In June 2006, the United Nations Foundation and the Vodafone Group Foundation formed a partnership to help fund the development of digital health data systems in Africa so local health care workers can access national health databases. This includes an initiative, admimnistered through the NGO DataDyne, to fund mobile computing devices for health care workers and data officers in Burkina Faso, Kenya, and Zambia.
In the post below, Dr. Joel Selanikio writes in from a clinic in Zambia to explain why cell phones and PDAs have become a critical tool in the development of national health data systems in the developing world.
Kabwe, Zambia – May 16, 2007
In twenty years of international health work, I have become used to seeing examples of what needs to change. Here in Kabwe, at the Mahatma Gandhi Memorial Clinic facility, it was a pleasure to see examples of things done right. I was in Kabwe providing technical support to provincial officer Elizabeth Mwale, who has been helping us field-test our EpiSurveyor software for mobile data collection (in this case collection of facility supervision information on Palm handhelds). Over breakfast of toast and tea served on Barbi placemats in our hotel (the Kabwe Executive Lounge), we decided to stop at a facility to watch Elizabeth use the supervisory checklist, co- developed with CDC, on her Palm PDA — and off we headed to the Mahatma Gandhi Memorial Clinic. The Gandhi clinic was within 30 minutes drive, and Elizabeth had not visited it in several months.

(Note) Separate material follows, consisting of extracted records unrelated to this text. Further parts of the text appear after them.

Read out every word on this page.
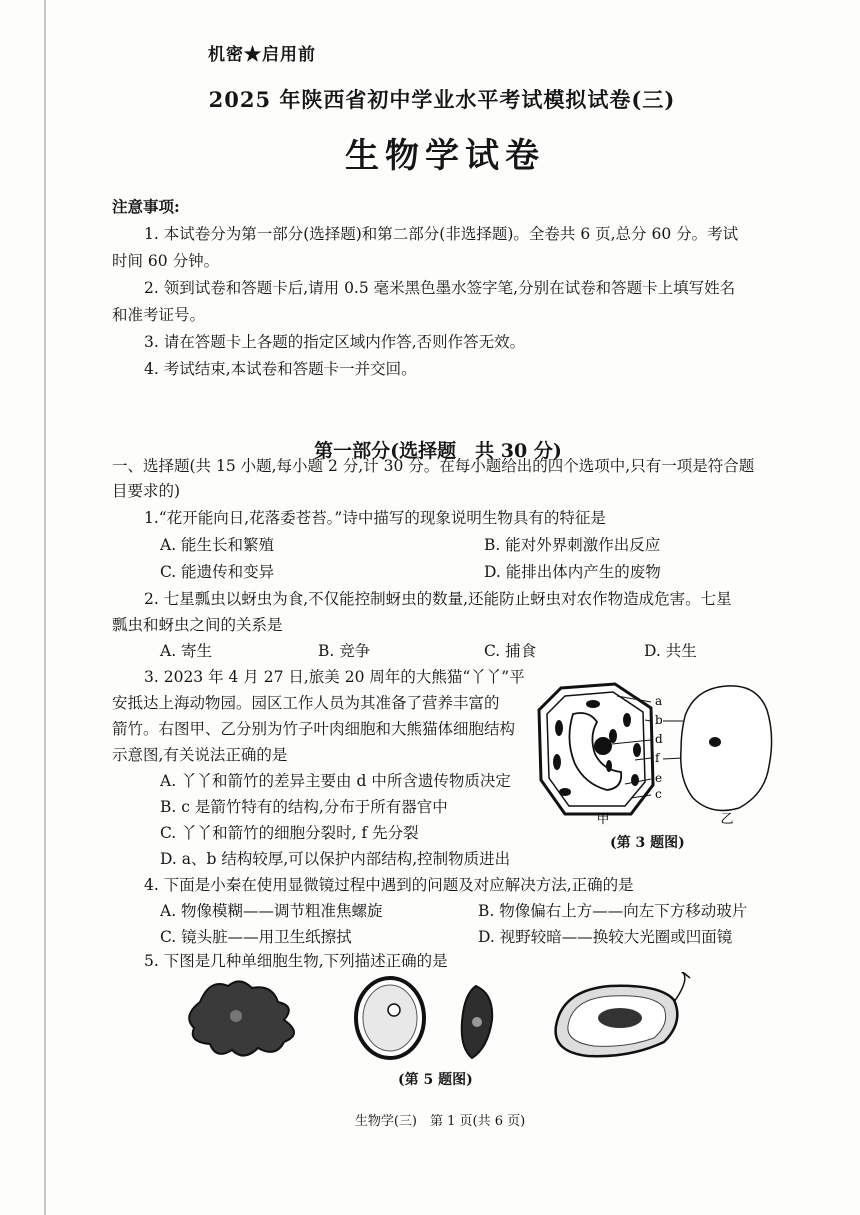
机密★启用前
2025 年陕西省初中学业水平考试模拟试卷(三)
生物学试卷
注意事项:
1. 本试卷分为第一部分(选择题)和第二部分(非选择题)。全卷共 6 页,总分 60 分。考试
时间 60 分钟。
2. 领到试卷和答题卡后,请用 0.5 毫米黑色墨水签字笔,分别在试卷和答题卡上填写姓名
和准考证号。
3. 请在答题卡上各题的指定区域内作答,否则作答无效。
4. 考试结束,本试卷和答题卡一并交回。
第一部分(选择题　共 30 分)
一、选择题(共 15 小题,每小题 2 分,计 30 分。在每小题给出的四个选项中,只有一项是符合题
目要求的)
1.“花开能向日,花落委苍苔。”诗中描写的现象说明生物具有的特征是
A. 能生长和繁殖	B. 能对外界刺激作出反应
C. 能遗传和变异	D. 能排出体内产生的废物
2. 七星瓢虫以蚜虫为食,不仅能控制蚜虫的数量,还能防止蚜虫对农作物造成危害。七星
瓢虫和蚜虫之间的关系是
A. 寄生	B. 竞争	C. 捕食	D. 共生
3. 2023 年 4 月 27 日,旅美 20 周年的大熊猫“丫丫”平
安抵达上海动物园。园区工作人员为其准备了营养丰富的
箭竹。右图甲、乙分别为竹子叶肉细胞和大熊猫体细胞结构
示意图,有关说法正确的是
A. 丫丫和箭竹的差异主要由 d 中所含遗传物质决定
B. c 是箭竹特有的结构,分布于所有器官中
C. 丫丫和箭竹的细胞分裂时, f 先分裂
D. a、b 结构较厚,可以保护内部结构,控制物质进出
a
b
d
f
e
c
甲	乙
(第 3 题图)
4. 下面是小秦在使用显微镜过程中遇到的问题及对应解决方法,正确的是
A. 物像模糊——调节粗准焦螺旋	B. 物像偏右上方——向左下方移动玻片
C. 镜头脏——用卫生纸擦拭	D. 视野较暗——换较大光圈或凹面镜
5. 下图是几种单细胞生物,下列描述正确的是
(第 5 题图)
生物学(三)　第 1 页(共 6 页)
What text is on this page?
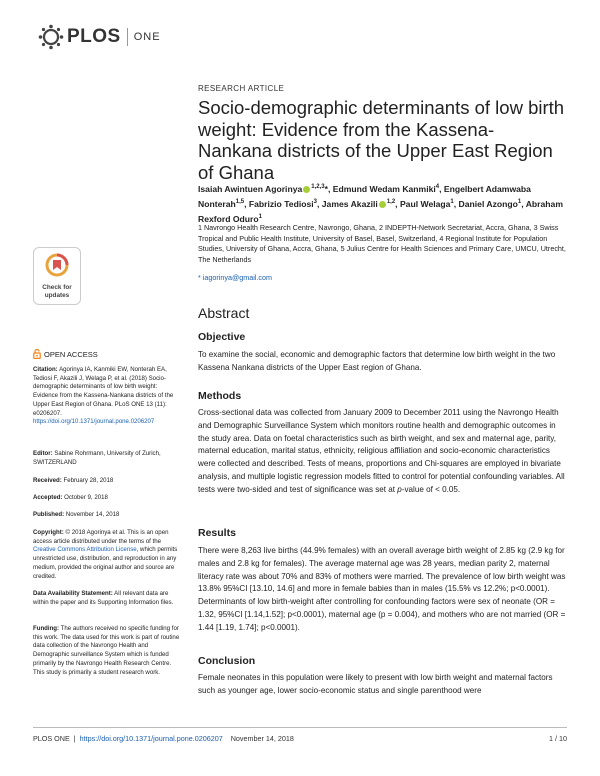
PLOS ONE
RESEARCH ARTICLE
Socio-demographic determinants of low birth weight: Evidence from the Kassena-Nankana districts of the Upper East Region of Ghana
Isaiah Awintuen Agorinya $^{1,2,3}$*, Edmund Wedam Kanmiki$^4$, Engelbert Adamwaba Nonterah$^{1,5}$, Fabrizio Tediosi$^3$, James Akazili $^{1,2}$, Paul Welaga$^1$, Daniel Azongo$^1$, Abraham Rexford Oduro$^1$
1 Navrongo Health Research Centre, Navrongo, Ghana, 2 INDEPTH-Network Secretariat, Accra, Ghana, 3 Swiss Tropical and Public Health Institute, University of Basel, Basel, Switzerland, 4 Regional Institute for Population Studies, University of Ghana, Accra, Ghana, 5 Julius Centre for Health Sciences and Primary Care, UMCU, Utrecht, The Netherlands
* iagorinya@gmail.com
Abstract
Objective
To examine the social, economic and demographic factors that determine low birth weight in the two Kassena Nankana districts of the Upper East region of Ghana.
Methods
Cross-sectional data was collected from January 2009 to December 2011 using the Navrongo Health and Demographic Surveillance System which monitors routine health and demographic outcomes in the study area. Data on foetal characteristics such as birth weight, and sex and maternal age, parity, maternal education, marital status, ethnicity, religious affiliation and socio-economic characteristics were collected and described. Tests of means, proportions and Chi-squares are employed in bivariate analysis, and multiple logistic regression models fitted to control for potential confounding variables. All tests were two-sided and test of significance was set at p-value of < 0.05.
Results
There were 8,263 live births (44.9% females) with an overall average birth weight of 2.85 kg (2.9 kg for males and 2.8 kg for females). The average maternal age was 28 years, median parity 2, maternal literacy rate was about 70% and 83% of mothers were married. The prevalence of low birth weight was 13.8% 95%CI [13.10, 14.6] and more in female babies than in males (15.5% vs 12.2%; p<0.0001). Determinants of low birth-weight after controlling for confounding factors were sex of neonate (OR = 1.32, 95%CI [1.14,1.52]; p<0.0001), maternal age (p = 0.004), and mothers who are not married (OR = 1.44 [1.19, 1.74]; p<0.0001).
Conclusion
Female neonates in this population were likely to present with low birth weight and maternal factors such as younger age, lower socio-economic status and single parenthood were
Check for updates
OPEN ACCESS
Citation: Agorinya IA, Kanmiki EW, Nonterah EA, Tediosi F, Akazili J, Welaga P, et al. (2018) Socio-demographic determinants of low birth weight: Evidence from the Kassena-Nankana districts of the Upper East Region of Ghana. PLoS ONE 13 (11): e0206207. https://doi.org/10.1371/journal.pone.0206207
Editor: Sabine Rohrmann, University of Zurich, SWITZERLAND
Received: February 28, 2018
Accepted: October 9, 2018
Published: November 14, 2018
Copyright: © 2018 Agorinya et al. This is an open access article distributed under the terms of the Creative Commons Attribution License, which permits unrestricted use, distribution, and reproduction in any medium, provided the original author and source are credited.
Data Availability Statement: All relevant data are within the paper and its Supporting Information files.
Funding: The authors received no specific funding for this work. The data used for this work is part of routine data collection of the Navrongo Health and Demographic surveillance System which is funded primarily by the Navrongo Health Research Centre. This study is primarily a student research work.
PLOS ONE | https://doi.org/10.1371/journal.pone.0206207 November 14, 2018	1 / 10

We were greeted after entering the clinic by Bridget Banda, a nurse- midwife and second-in-charge of the clinic. Nurse Banda took us through the spotless registration area, brightly-lit patient care rooms, a busy and perfectly-equipped laboratory equipped with microscopes and centrifuges for diagnosis of malaria, among other tropical diseases, and the counseling rooms where HIV-positive patients can receive both counseling and life-extending anti- retroviral treatment. Staff everywhere were neatly dressed and smiling, and happy to explain their function, and the whole clinic just had this feeling of order and harmony. What a tonic for a world- weary public health doc, accustomed to much less well-equipped centers.
Another thing I noticed, though, was the enormous amount of paperwork, in the form of logs, registries, drug records, patient histories, and more, in this small clinic. Dutifully collected on paper, that information was unlikely to make its way to any analyzable form — meaning that the wealth of information collected by this exemplary facility was never going to reach the rest of the country’s health system! What a tremendous benefit if we could replace all those paper records with easy-to-administer electronic records, accessible from the cell phones carried by each and every caregiver (and patient). Once again, I realize that in developing countries the cell phone is the computer, the internet access point, and the communicator, all rolled into one. For other clinics to learn from the experience of this one, we’ve got to build critical health data systems onto the cell system.